Teams running .NET workloads must now account for tighter integration between Kubernetes scheduling and eBPF-based observability. Resource requests and limits for .NET 10 applications require recalibration when using the latest stable scheduler changes.
Infrastructure-as-code definitions also need updates to capture new sidecar patterns for OpenTelemetry collectors. These adjustments reduce cold-start latency for ASP.NET Core services while improving trace completeness across service meshes.
#Container Orchestration Adjustments
Kubernetes 1.33 introduces refined CPU burst handling that benefits garbage-collection-heavy .NET processes. Administrators should review pod disruption budgets to avoid unnecessary evictions during image pulls.
- Update DaemonSet manifests to include the latest node-problem-detector version for Windows nodes.
- Replace deprecated HPA v2beta2 with the autoscaling/v2 API in all Helm charts.
- Set topologySpreadConstraints to balance .NET pods across availability zones.
#Observability Pipeline Changes
OpenTelemetry SDK 1.12 for .NET now exports metrics with lower overhead when using the OTLP exporter.

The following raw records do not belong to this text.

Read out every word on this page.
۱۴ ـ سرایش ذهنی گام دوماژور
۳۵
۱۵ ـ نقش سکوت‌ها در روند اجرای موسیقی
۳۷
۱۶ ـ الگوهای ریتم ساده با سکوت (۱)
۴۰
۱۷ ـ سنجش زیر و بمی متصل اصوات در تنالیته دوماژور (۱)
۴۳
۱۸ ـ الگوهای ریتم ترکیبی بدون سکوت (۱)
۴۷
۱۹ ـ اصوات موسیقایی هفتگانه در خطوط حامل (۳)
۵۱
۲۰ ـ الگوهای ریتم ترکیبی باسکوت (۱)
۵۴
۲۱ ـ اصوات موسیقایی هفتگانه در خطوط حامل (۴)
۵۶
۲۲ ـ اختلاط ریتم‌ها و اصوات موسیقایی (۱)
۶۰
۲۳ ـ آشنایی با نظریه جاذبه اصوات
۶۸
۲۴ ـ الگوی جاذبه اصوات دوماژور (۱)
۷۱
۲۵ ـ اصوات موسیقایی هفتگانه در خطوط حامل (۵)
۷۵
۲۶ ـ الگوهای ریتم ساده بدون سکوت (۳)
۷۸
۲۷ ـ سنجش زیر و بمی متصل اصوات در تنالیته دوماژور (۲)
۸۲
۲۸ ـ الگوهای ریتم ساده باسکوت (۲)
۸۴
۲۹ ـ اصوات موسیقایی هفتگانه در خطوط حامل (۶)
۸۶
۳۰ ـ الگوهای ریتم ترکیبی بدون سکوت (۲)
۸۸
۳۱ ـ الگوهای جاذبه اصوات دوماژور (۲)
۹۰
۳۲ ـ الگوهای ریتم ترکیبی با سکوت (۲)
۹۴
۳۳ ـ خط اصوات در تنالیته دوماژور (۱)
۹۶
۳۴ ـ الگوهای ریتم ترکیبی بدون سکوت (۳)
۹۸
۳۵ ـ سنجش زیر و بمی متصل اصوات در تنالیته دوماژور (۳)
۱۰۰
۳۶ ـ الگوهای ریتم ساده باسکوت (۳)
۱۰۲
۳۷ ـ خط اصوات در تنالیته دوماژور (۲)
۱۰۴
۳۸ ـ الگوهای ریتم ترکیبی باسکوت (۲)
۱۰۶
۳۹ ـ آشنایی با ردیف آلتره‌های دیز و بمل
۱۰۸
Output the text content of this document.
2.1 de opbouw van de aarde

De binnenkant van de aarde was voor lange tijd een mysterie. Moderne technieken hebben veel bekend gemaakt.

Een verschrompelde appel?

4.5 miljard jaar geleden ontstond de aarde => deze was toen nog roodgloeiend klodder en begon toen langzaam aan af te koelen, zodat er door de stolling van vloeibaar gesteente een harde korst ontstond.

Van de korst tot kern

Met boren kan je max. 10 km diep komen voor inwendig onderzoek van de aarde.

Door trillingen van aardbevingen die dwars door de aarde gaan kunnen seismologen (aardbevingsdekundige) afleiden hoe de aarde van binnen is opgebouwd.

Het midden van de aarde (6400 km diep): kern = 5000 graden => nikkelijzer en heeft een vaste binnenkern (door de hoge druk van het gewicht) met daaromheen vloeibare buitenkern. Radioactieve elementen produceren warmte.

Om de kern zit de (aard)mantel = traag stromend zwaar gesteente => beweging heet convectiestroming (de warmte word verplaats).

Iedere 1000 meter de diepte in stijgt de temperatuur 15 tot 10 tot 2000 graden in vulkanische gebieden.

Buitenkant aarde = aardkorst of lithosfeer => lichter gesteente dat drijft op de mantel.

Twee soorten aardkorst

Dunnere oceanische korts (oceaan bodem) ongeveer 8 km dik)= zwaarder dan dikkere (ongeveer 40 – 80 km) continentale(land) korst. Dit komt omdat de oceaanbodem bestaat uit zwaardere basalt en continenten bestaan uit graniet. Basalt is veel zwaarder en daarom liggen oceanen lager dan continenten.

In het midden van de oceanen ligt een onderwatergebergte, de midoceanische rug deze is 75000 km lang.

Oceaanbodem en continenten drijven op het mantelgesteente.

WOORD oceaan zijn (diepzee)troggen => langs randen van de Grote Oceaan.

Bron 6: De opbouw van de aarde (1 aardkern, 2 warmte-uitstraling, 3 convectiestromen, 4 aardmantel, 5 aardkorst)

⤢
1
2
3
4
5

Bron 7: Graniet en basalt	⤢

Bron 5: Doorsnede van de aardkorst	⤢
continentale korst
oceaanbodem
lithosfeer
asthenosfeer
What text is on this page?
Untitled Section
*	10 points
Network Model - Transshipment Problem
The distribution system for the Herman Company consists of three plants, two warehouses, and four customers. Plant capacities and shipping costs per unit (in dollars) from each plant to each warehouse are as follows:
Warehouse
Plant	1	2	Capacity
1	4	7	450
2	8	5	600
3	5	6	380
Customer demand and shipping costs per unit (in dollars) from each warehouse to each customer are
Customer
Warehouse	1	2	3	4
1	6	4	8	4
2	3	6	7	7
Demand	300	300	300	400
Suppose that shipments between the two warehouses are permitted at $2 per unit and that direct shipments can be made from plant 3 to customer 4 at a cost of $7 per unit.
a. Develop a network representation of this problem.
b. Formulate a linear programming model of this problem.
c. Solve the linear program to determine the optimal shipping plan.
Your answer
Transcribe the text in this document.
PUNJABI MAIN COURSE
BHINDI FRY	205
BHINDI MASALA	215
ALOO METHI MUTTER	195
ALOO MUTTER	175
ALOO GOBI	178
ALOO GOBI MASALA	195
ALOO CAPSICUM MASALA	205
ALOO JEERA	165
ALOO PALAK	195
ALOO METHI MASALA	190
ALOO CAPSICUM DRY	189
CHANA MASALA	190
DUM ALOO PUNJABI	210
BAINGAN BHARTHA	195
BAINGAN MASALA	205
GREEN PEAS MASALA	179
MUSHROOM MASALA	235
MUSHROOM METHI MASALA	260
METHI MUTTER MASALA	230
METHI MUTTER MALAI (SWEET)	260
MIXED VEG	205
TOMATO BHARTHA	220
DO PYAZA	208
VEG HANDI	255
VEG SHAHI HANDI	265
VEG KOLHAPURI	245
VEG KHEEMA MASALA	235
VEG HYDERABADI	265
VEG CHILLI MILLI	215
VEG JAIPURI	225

Instrumented applications should migrate from custom exporters to the built-in batch processor.
services.AddOpenTelemetry()
.WithTracing(b => b.AddAspNetCoreInstrumentation())
.WithMetrics(b => b.AddRuntimeInstrumentation());
#Infrastructure-as-Code Updates
Pulumi and Terraform providers now expose new Kubernetes resource types for Windows container isolation. Existing stacks must be refreshed before applying changes to avoid drift on volume mounts.
- Pin provider versions explicitly in deployment pipelines.
- Add explicit securityContext settings for non-root container execution.
#Practical Takeaway
Audit current manifests against the Kubernetes 1.33 release notes and regenerate OpenTelemetry configurations for .NET 10 services. Test the updated IaC definitions in a staging cluster before promoting to production.